Dimensions by Freedom Call
Release date : April 2007
Reviewed by Anthony Morgan
German Melodic Power Metal act Freedom Call returns to the fore with fifth album Dimensions, largely recorded at FC Studios in Nuremberg, Germany. Drum parts were cut at Area 51 in Celle under the direction of Tommy Newton. Freedom Call co-founder and drummer Daniel Zimmerman has claimed the album combines the “most successful” elements from the record's two predecessors, namely 2002's Eternity and 2005's The Circle of Life respectively; “we included our penchant for fast and very melodic numbers from Eternity with a more contemporary, bombastic components of The Circle Of Life.” True? Let's find out.
Introductory track “Demons Dance” sets the tone thematically for the album as a whole, woven around a recurring beat which suggests a procession in waiting. The beat hearks back to sword and sorcery games you'd find on the oft remembered cartridge based consoles. Interspersed within the track is a majestic tune as though announcing the kings coronation which teases at grandeur several times, followed by a grand speech which loosely forms the thematic backbone of the album. Anyone hoping for a deviation from the Power Metal sound will be sadly disappointed, a statement even made by the cover artwork. Conceived by Paul Raymond Gregory, a wizard in demon ship flanked by tarot cards grace the piece - it screams Power Metal until it gasps for oxygen.

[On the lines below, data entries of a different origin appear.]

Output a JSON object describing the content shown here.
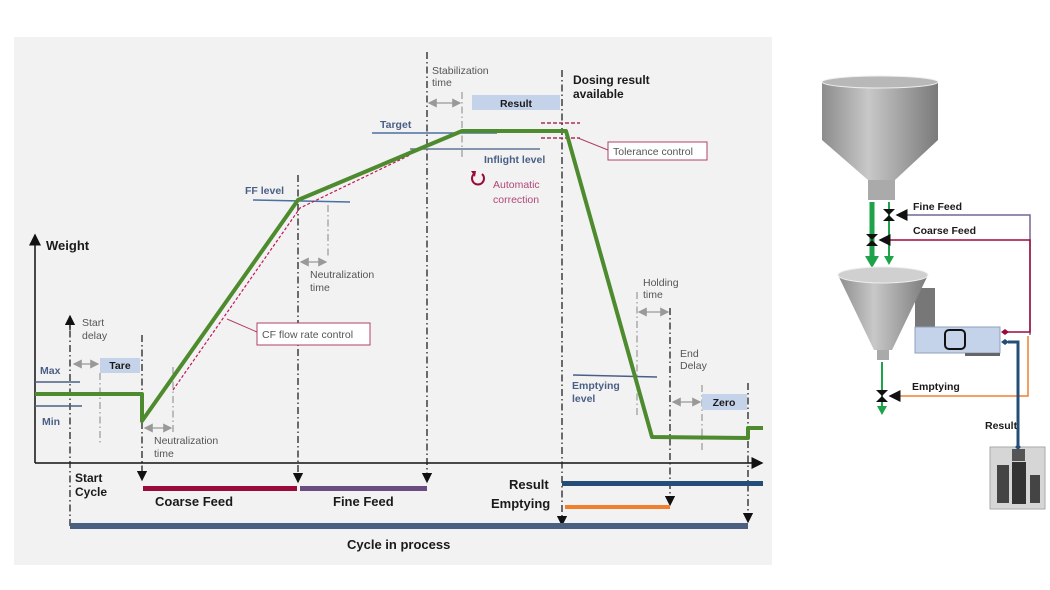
{
  "chart": {
    "y_axis_label": "Weight",
    "start_delay": [
      "Start",
      "delay"
    ],
    "max_label": "Max",
    "min_label": "Min",
    "tare_label": "Tare",
    "neutralization_1": [
      "Neutralization",
      "time"
    ],
    "neutralization_2": [
      "Neutralization",
      "time"
    ],
    "ff_level_label": "FF level",
    "cf_flow_rate_label": "CF flow rate control",
    "stabilization": [
      "Stabilization",
      "time"
    ],
    "result_box_label": "Result",
    "target_label": "Target",
    "inflight_label": "Inflight level",
    "auto_correction": [
      "Automatic",
      "correction"
    ],
    "dosing_result": [
      "Dosing result",
      "available"
    ],
    "tolerance_label": "Tolerance control",
    "emptying_level": [
      "Emptying",
      "level"
    ],
    "holding_time": [
      "Holding",
      "time"
    ],
    "end_delay": [
      "End",
      "Delay"
    ],
    "zero_label": "Zero",
    "start_cycle": [
      "Start",
      "Cycle"
    ],
    "coarse_feed_label": "Coarse Feed",
    "fine_feed_label": "Fine Feed",
    "result_label": "Result",
    "emptying_label": "Emptying",
    "cycle_label": "Cycle in process"
  },
  "machine": {
    "fine_feed_label": "Fine Feed",
    "coarse_feed_label": "Coarse Feed",
    "emptying_label": "Emptying",
    "result_label": "Result"
  },
  "colors": {
    "weight_curve": "#4e8a2e",
    "coarse_feed": "#9b0a3a",
    "fine_feed": "#6b4c80",
    "result": "#244d78",
    "emptying": "#f07f2e",
    "cycle": "#4b5f80",
    "box_fill": "#c5d3ea",
    "flow_green": "#1fa34a"
  }
}
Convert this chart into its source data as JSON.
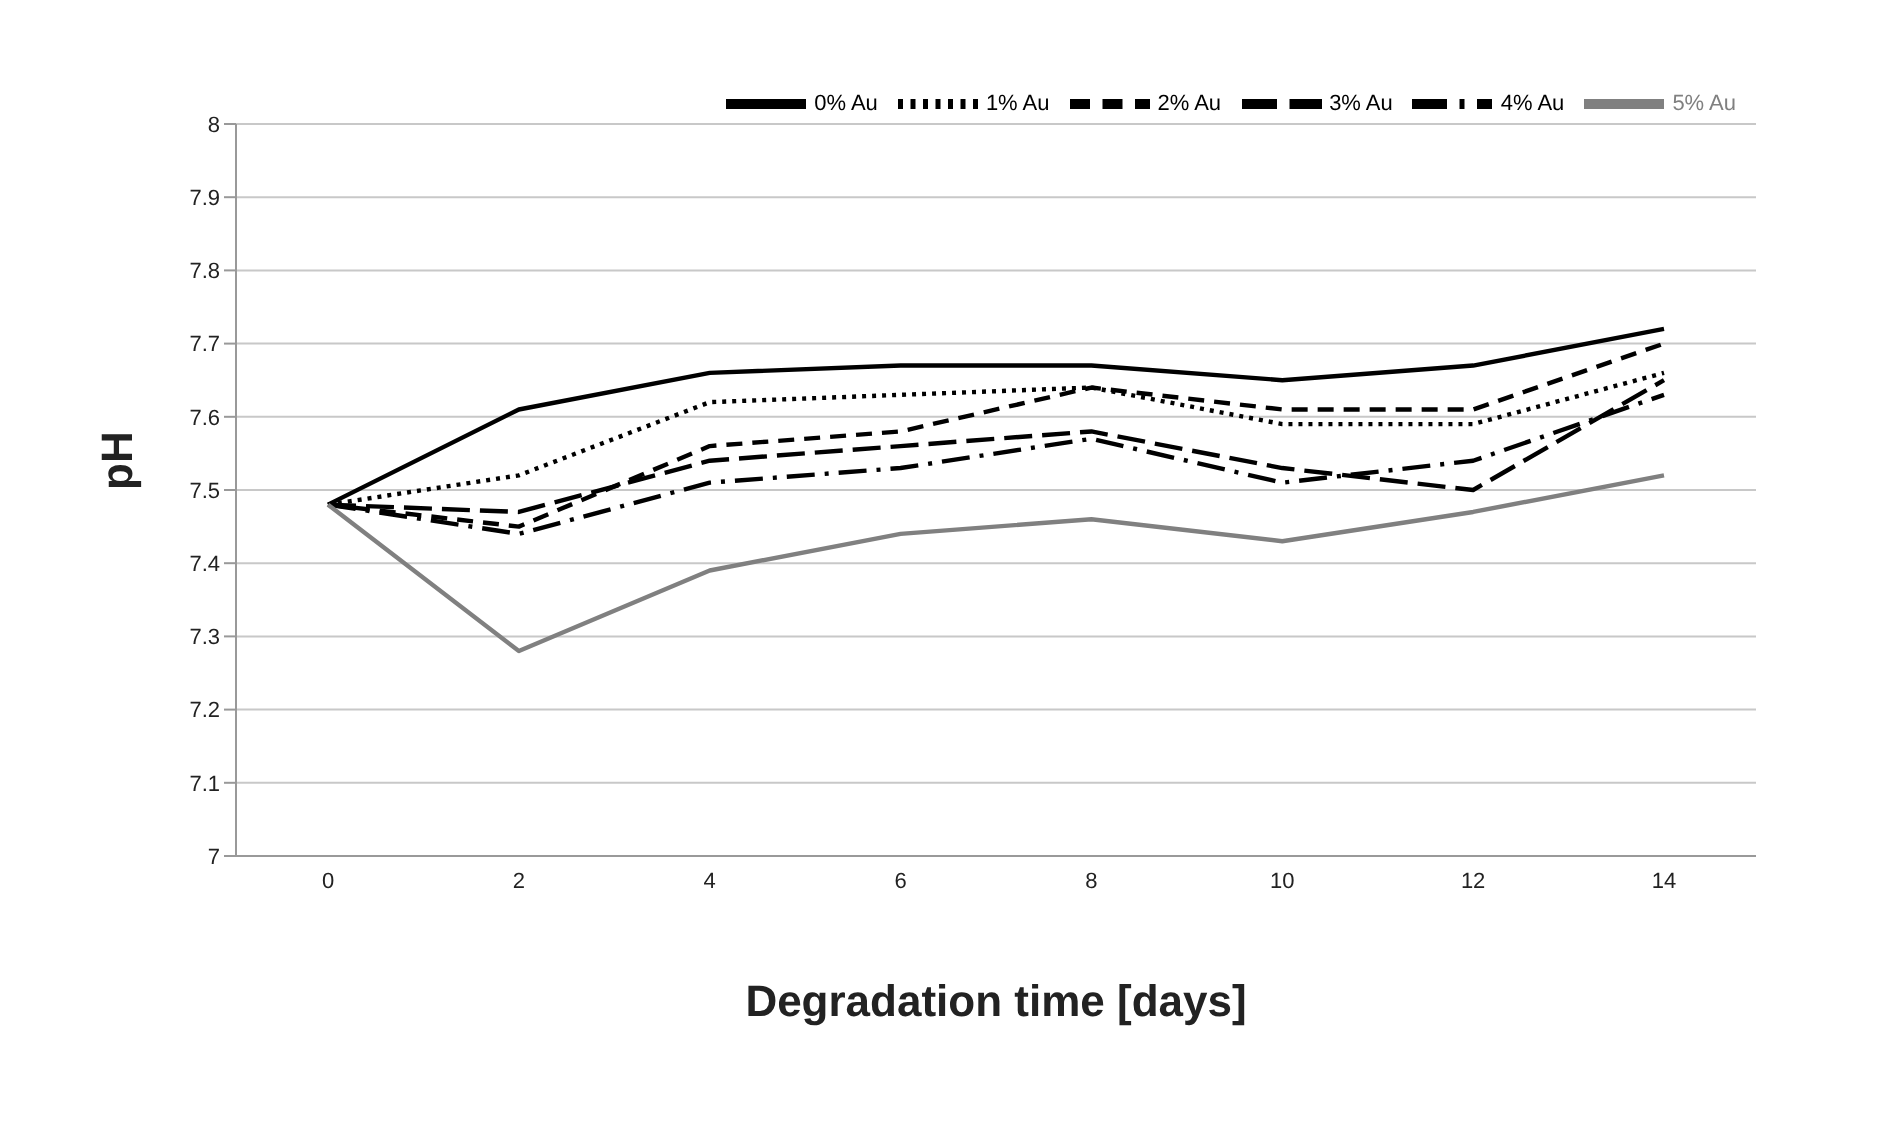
{
  "chart_data": {
    "type": "line",
    "xlabel": "Degradation time [days]",
    "ylabel": "pH",
    "categories": [
      "0",
      "2",
      "4",
      "6",
      "8",
      "10",
      "12",
      "14"
    ],
    "series": [
      {
        "name": "0% Au",
        "color": "#000000",
        "line_style": "solid",
        "values": [
          7.48,
          7.61,
          7.66,
          7.67,
          7.67,
          7.65,
          7.67,
          7.72
        ]
      },
      {
        "name": "1% Au",
        "color": "#000000",
        "line_style": "dotted",
        "values": [
          7.48,
          7.52,
          7.62,
          7.63,
          7.64,
          7.59,
          7.59,
          7.66
        ]
      },
      {
        "name": "2% Au",
        "color": "#000000",
        "line_style": "dashed",
        "values": [
          7.48,
          7.45,
          7.56,
          7.58,
          7.64,
          7.61,
          7.61,
          7.7
        ]
      },
      {
        "name": "3% Au",
        "color": "#000000",
        "line_style": "dashed",
        "values": [
          7.48,
          7.47,
          7.54,
          7.56,
          7.58,
          7.53,
          7.5,
          7.65
        ]
      },
      {
        "name": "4% Au",
        "color": "#000000",
        "line_style": "dashed",
        "values": [
          7.48,
          7.44,
          7.51,
          7.53,
          7.57,
          7.51,
          7.54,
          7.63
        ]
      },
      {
        "name": "5% Au",
        "color": "#808080",
        "line_style": "solid",
        "values": [
          7.48,
          7.28,
          7.39,
          7.44,
          7.46,
          7.43,
          7.47,
          7.52
        ]
      }
    ],
    "ylim": [
      7,
      8
    ],
    "yticks": [
      7,
      7.1,
      7.2,
      7.3,
      7.4,
      7.5,
      7.6,
      7.7,
      7.8,
      7.9,
      8
    ],
    "grid": "y",
    "legend": "top",
    "marker": "none"
  }
}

Chris Bay's voice warms to the material, and is indeed well suited to the Power Metal genre he's chosen to occupy. Restrained during the verses with semi-spoken word lyrics, soaring to crescendo levels especially reserved for the chorus. This approach of saving the voice for the chorus works since the listener wonders where the singing can actually go. Sometimes less is more, and it gives the live punters impending choruses to mime along to. On higher notes Bay does a fairly ok job, though only sometimes, the voice sounds out of its depth. Achieving those enviable higher notes only arises when the voice matures through years of toil and experience. Let's hope this happens for Bay, though the production values have done no favours. In the 21st century the vocals should sound more clear and audible, but doesnt in places. This doesn't detract from the material though. It'd be interesting to hear Bay's voice in an unfamiliar setting tackling riskier material, perhaps on a solo effort, and hearing whether the voice holds and possesses depth in other fields.
The highly melodic yet infectious style of guitar playing bears more than a passing resemblance to the territory carved into a niche by Iron Maiden's legendary axemen, The Three Amigos. Easily the album's outstanding highlight, it acts as the sturdy thread which holds the album afloat - without this edge, the imminent danger of sinking would be a real possibility. While obviously not as innovative as the The Three Amigos themselves, it proves a rather entertaining listen and a valuable asset to have. Long may that asset continue.
The album's offerings tread along a rather basic structure - meaty hooks and wholesome catches are the chosen dishes, though the bait doesn't always entice. Today's more progressive musical landscape demands the formula be constantly questioned, even if in only a small way. Progressive music can sometimes be self-indulgent and egotistical though, as the basic approach of old is never truly out of fashion. You get get the distinct impression that the mid to late 80's is their favoured era - the days when contemporary, up tempo stadium rock sprinkled with the occasional pomp ballad ruled the shores during the infancy of the MTV boom. Long, way hair down to the backside complimenting clap along lyrics about such a comic book type character like “Mr Evil” - if this sounds like your mug of tea, then come along for a drink. If Power Metal doesn't float your boat though, venture in other areas.